I read Native Guard, Natasha Trethewey’s Pulitzer Prize winning book, for the first time in a graduate seminar called Race, Gender, and Social Justice taught by Rachel Watkins. Moving back and forth between two voices, a narrator in the “present” and a native guard during the Civil War, the poems grapple with southern identity and experience, the ways white supremacy haunts us, time, and grief.

It was yesterday, though, when Native Guard and Rachel’s creative pedagogy came full circle. With eight others who I know through my time as a fellow at the James Weldon Johnson Institute, I saw a stage production of Native Guard.
Nicole Banks Long’s voice flirted with the melodies flowing from Tyrone Jackson’s keyboard, while January LaVoy delivered each poem as if she was speaking to her diary alone. Thomas Neal Antwon Ghant appeared as the native guard, embodying the anguish and hope that carried our ancestors through fighting for a country that did not fight for them; that does not fight for us. In a scene that caught my breath and did not return it to me until he finished, Ghant delivered these words:
June 1863
Some names shall deck the page of history
as it is written on stone. Some will not.
Yesterday, word came of colored troops, dead
on the battlefield at Port Hudson; how
General Banks was heard to say I have
no dead there, and left them, unclaimed. Last night,
I dreamt their eyes still open – dim, clouded
as the eyes of fish washed ashore, yet fixed –
staring back at me. Still, more come today
eager to enlist. Their bodies – haggard
faces, gaunt limbs – bring news of the mainland.
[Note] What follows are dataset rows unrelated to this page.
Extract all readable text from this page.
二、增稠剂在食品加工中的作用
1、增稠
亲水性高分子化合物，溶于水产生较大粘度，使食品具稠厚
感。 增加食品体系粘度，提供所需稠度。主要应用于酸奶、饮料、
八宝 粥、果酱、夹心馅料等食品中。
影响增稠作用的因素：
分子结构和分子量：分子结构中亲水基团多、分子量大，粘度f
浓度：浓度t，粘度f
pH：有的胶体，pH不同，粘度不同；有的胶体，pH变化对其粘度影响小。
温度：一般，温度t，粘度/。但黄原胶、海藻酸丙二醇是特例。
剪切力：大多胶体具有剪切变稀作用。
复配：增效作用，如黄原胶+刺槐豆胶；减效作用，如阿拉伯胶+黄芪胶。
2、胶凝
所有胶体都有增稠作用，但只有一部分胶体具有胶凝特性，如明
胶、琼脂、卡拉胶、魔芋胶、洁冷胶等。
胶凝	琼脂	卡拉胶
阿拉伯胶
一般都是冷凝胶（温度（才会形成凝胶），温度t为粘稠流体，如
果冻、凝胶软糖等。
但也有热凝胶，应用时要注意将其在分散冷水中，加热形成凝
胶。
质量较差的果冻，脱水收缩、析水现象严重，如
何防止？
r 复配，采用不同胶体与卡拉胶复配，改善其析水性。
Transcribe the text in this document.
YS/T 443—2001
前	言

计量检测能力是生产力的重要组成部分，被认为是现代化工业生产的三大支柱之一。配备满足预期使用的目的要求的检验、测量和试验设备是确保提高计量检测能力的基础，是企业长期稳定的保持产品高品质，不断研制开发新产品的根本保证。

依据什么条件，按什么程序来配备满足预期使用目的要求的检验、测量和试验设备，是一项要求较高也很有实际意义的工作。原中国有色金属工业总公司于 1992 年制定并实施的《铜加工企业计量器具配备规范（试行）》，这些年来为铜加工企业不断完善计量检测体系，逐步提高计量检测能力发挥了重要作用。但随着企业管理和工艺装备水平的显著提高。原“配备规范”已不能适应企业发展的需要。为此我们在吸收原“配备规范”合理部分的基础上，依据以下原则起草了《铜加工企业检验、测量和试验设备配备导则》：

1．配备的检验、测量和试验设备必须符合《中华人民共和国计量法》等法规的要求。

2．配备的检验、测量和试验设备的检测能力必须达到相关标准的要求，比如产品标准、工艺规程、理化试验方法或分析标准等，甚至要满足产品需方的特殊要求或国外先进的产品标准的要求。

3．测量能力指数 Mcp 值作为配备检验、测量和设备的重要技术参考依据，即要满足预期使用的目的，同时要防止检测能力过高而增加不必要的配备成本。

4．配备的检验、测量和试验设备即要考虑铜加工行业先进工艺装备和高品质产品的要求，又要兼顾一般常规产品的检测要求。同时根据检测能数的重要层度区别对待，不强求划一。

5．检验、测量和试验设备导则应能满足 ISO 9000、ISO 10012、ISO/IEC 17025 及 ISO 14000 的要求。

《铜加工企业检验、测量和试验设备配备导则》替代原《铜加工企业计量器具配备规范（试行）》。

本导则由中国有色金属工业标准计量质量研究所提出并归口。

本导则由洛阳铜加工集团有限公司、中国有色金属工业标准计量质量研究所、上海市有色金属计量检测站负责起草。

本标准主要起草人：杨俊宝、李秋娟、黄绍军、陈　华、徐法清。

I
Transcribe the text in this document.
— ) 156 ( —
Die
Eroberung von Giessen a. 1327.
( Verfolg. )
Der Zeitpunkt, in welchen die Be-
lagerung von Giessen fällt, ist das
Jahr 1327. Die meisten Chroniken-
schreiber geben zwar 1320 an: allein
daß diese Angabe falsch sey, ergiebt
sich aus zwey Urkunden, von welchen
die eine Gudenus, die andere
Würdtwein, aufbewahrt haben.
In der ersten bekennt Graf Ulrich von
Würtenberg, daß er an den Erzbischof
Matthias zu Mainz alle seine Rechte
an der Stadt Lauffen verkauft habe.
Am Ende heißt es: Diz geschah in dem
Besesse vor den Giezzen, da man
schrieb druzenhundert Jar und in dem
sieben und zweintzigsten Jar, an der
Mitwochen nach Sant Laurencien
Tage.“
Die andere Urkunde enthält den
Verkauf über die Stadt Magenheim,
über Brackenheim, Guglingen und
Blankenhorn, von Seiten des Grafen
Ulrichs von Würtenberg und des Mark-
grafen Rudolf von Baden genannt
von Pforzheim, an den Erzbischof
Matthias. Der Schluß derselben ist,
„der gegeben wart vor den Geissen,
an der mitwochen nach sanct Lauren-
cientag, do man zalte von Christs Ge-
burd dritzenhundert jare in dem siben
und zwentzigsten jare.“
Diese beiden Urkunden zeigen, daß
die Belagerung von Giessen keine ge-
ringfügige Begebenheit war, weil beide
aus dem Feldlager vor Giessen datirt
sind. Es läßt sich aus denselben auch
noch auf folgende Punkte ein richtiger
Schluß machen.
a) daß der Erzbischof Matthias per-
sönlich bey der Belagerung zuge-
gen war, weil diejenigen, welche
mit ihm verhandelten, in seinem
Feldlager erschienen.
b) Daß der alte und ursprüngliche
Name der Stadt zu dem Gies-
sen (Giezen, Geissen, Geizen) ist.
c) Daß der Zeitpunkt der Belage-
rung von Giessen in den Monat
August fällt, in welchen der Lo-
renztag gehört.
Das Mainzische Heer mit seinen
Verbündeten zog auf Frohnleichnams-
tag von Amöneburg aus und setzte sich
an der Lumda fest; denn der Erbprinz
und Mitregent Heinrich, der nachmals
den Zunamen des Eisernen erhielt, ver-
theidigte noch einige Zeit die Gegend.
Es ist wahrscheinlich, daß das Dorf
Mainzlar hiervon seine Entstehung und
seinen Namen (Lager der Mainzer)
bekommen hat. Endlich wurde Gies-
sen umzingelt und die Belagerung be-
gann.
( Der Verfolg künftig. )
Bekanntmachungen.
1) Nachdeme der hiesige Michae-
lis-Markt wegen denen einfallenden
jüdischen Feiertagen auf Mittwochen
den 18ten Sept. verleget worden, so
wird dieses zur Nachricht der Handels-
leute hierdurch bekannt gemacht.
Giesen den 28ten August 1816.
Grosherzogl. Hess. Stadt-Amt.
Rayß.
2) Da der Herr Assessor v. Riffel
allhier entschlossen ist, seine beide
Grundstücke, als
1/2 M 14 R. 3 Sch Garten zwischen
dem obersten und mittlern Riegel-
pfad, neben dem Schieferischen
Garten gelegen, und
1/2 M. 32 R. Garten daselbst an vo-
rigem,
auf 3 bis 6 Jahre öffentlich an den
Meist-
Starved, they suffer like our prisoners. Dying,
they plead for what we do not have to give.
Death makes equal of us all: a fair master.

I have no dead there sat with me or, perhaps, wrestled with me. Thrice denied–in life, in battle, and in death–these soldiers’ anguish, grief, and hope settled into my body. I then thought about Rachel’s class and what I think is the regenerative nature of the best Black feminist pedagogy: it shows up again, in different ways, at different times to remind us that we are more than a sum total of white supremacy’s casualties; that we carry the fullness of Black humanity within us. In Rachel’s course, we did not only read ethnographies. We read poetry, fiction, essays, and other forms of nonfiction. For our final paper, Rachel accepted a short story from me instead of a traditional paper. And when she read it, she sent the most affirming message to me through her feedback: your work and writing does not have to adhere to any of the rules you learn about being an ethnographer. Rules are meant to be broken, especially if it means there are better ways to bear witness to and write about Blackness. It was the most creatively designed class I took as a graduate student, and it showed up for me and in me while I was with a group of scholars I love and hold close. In some ways, we are a little corner of the beloved community many want to see manifest in the world.
Rachel’s pedagogy wasn’t simply creative. She used all the tools available to push us toward grappling with not only Black death but also Black life. The social sciences, anthropology included, fails at this often. Social justice agendas fail at this sometimes, too, when we are caught up solely in the facts of inequalities and the assaults on Black life and neglect continuities in Black life.
I have no dead there, General Banks declared.
In yoga, we concentrate on the breath. It reminds us that we are *here* and present.
We do, in fact, have dead there, here, and everywhere. We see their lives and deaths play out behind our eyelids. We carry them with us in each rise and fall of our chests.